Malgré les effort déployés par le pays, le chantier de l’éducation est immense au Maroc. Selon un rapport du HCP de 2018, 44 % de la population marocaine n’a jamais fréquenté un établissement scolaire ou est illettré, un phénomène affectant largement plus les femmes que les hommes. Dans le cadre de la Réforme du système de l’enseignement érigée en 2017 en tant que priorité nationale, des mesures visent à lutter contre l’encombrement des classes et la déperdition scolaire, l’amélioration du transport scolaire, des infrastructures et de la qualité de l’enseignement…

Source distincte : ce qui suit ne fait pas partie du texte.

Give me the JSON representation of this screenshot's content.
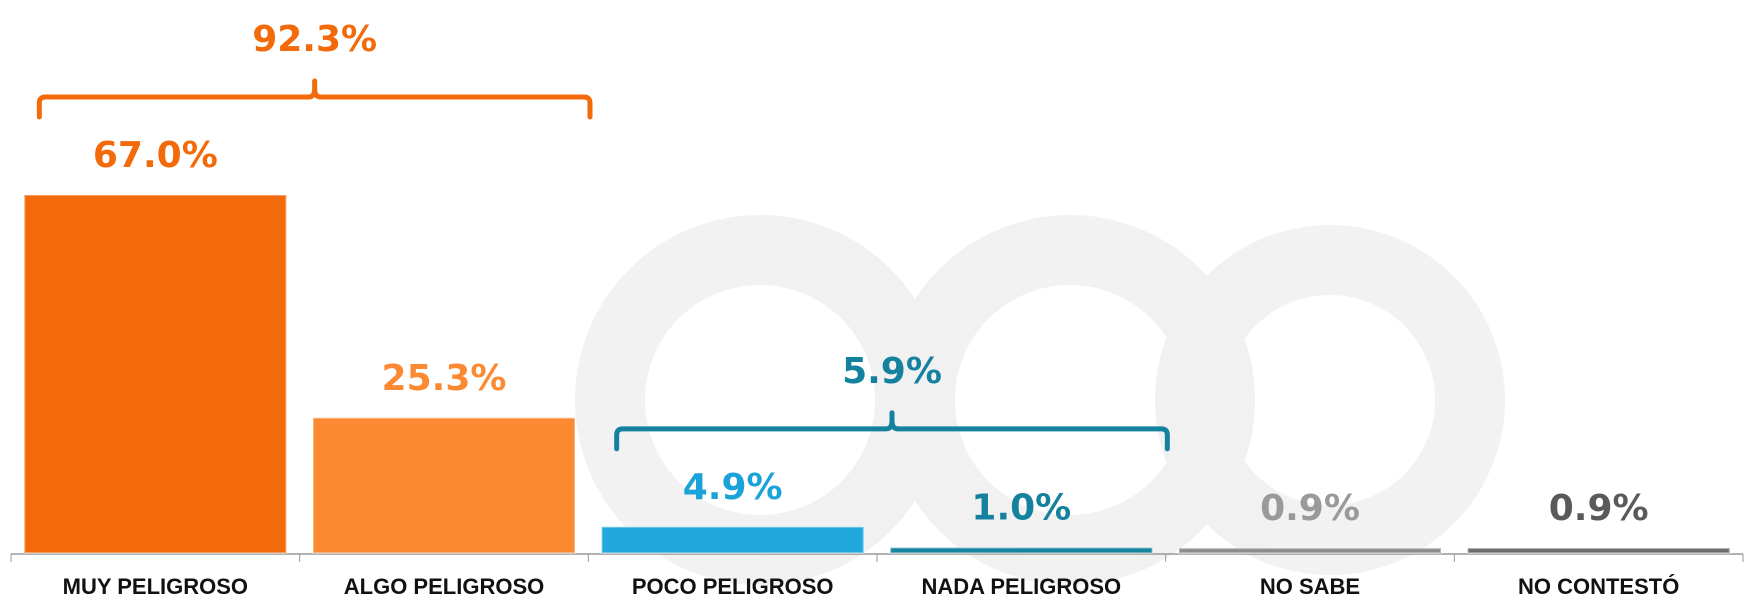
{
  "chart_data": {
    "type": "bar",
    "categories": [
      "MUY PELIGROSO",
      "ALGO PELIGROSO",
      "POCO PELIGROSO",
      "NADA PELIGROSO",
      "NO SABE",
      "NO CONTESTÓ"
    ],
    "values": [
      67.0,
      25.3,
      4.9,
      1.0,
      0.9,
      0.9
    ],
    "value_labels": [
      "67.0%",
      "25.3%",
      "4.9%",
      "1.0%",
      "0.9%",
      "0.9%"
    ],
    "colors": [
      "#f26a0a",
      "#fb8a33",
      "#22a9dc",
      "#15849f",
      "#8c8c8c",
      "#6a6a6a"
    ],
    "label_colors": [
      "#f26a0a",
      "#fb8a33",
      "#1aa3d8",
      "#14829e",
      "#9a9a9a",
      "#5a5a5a"
    ],
    "groups": [
      {
        "categories": [
          "MUY PELIGROSO",
          "ALGO PELIGROSO"
        ],
        "value": 92.3,
        "label": "92.3%",
        "color": "#f26a0a"
      },
      {
        "categories": [
          "POCO PELIGROSO",
          "NADA PELIGROSO"
        ],
        "value": 5.9,
        "label": "5.9%",
        "color": "#14829e"
      }
    ]
  }
}
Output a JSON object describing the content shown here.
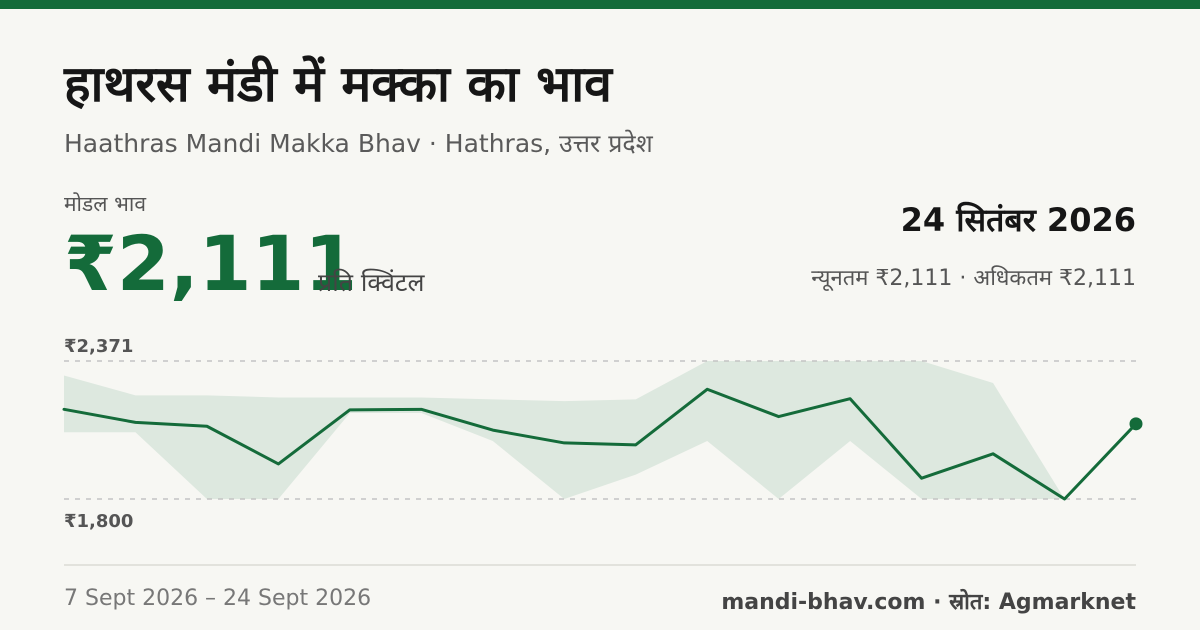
{
  "header": {
    "title": "हाथरस मंडी में मक्का का भाव",
    "subtitle": "Haathras Mandi Makka Bhav · Hathras, उत्तर प्रदेश"
  },
  "price": {
    "label": "मोडल भाव",
    "value": "₹2,111",
    "unit": "प्रति क्विंटल"
  },
  "summary": {
    "date": "24 सितंबर 2026",
    "minmax": "न्यूनतम ₹2,111 · अधिकतम ₹2,111"
  },
  "footer": {
    "range": "7 Sept 2026 – 24 Sept 2026",
    "source": "mandi-bhav.com · स्रोत: Agmarknet"
  },
  "colors": {
    "accent": "#146b3a",
    "band": "#dde8df",
    "background": "#f7f7f3"
  },
  "chart_data": {
    "type": "line",
    "y_ticks": [
      "₹2,371",
      "₹1,800"
    ],
    "ylim": [
      1800,
      2371
    ],
    "series": [
      {
        "values": [
          2171,
          2117,
          2101,
          1945,
          2169,
          2171,
          2085,
          2032,
          2024,
          2254,
          2141,
          2215,
          1886,
          1987,
          1800,
          2111
        ]
      }
    ],
    "min_band": [
      2076,
      2076,
      1800,
      1800,
      2156,
      2156,
      2040,
      1800,
      1901,
      2040,
      1800,
      2040,
      1800,
      1800,
      1800,
      2111
    ],
    "max_band": [
      2311,
      2229,
      2229,
      2220,
      2220,
      2220,
      2212,
      2205,
      2212,
      2371,
      2371,
      2371,
      2371,
      2280,
      1800,
      2111
    ],
    "grid": "dashed"
  }
}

Rarement au Maroc, ou peut-être jamais, on a eu l’occasion de lire le témoignage du point de vue d’un homme de l’autre côté de la barrière. On s’alarme des statistiques tandis qu’on oublie que derrière chaque nombre se cache un visage, chaque chiffre une histoire, et chaque virgule une blessure. Si à travers l’obscurité du Pain nu, l’ampleur des fléaux qui traversent la société marocaine est mise en lumière, force est de constater que le Maroc comble progressivement les insuffisances en engageant réformes politiques, institutionnelles, juridiques et socio-économiques. Dans cette optique le Roi Mohamed VI a créé une Commission nationale qui travaille sur un nouveau modèle de développement pour les décennies à venir. La société, elle, s’éclot autour d’associations et d’initiatives sensibilisatrices en tout genre.

Censuré au Maroc dès son apparition en 1973, Le Pain nu ne sera édité qu’en 1982, avant d’être interdit en 1983. Il fait pourtant partie de ces livres qui déchirent le voile de nos yeux nébuleux, et qui, en remuant le soi, peuvent aisément précipiter des actions hors de soi.

« En fait, je ne voyais que celle qui… se dévêtait. Assia nue. Je m’imaginais toute la planète dans sa nudité : les arbres perdant leurs feuilles, les hommes abandonnant leurs habits, les animaux quittant leur chevelure. Nu. Tout l’univers se mettant nu ».

Le Pain nu a été réédité au Maroc depuis les années 2000. Une vérité mise au grand jour est peut-être, finalement, plus fructueuse qu’une réalité mise sous silence. A lire et à relire.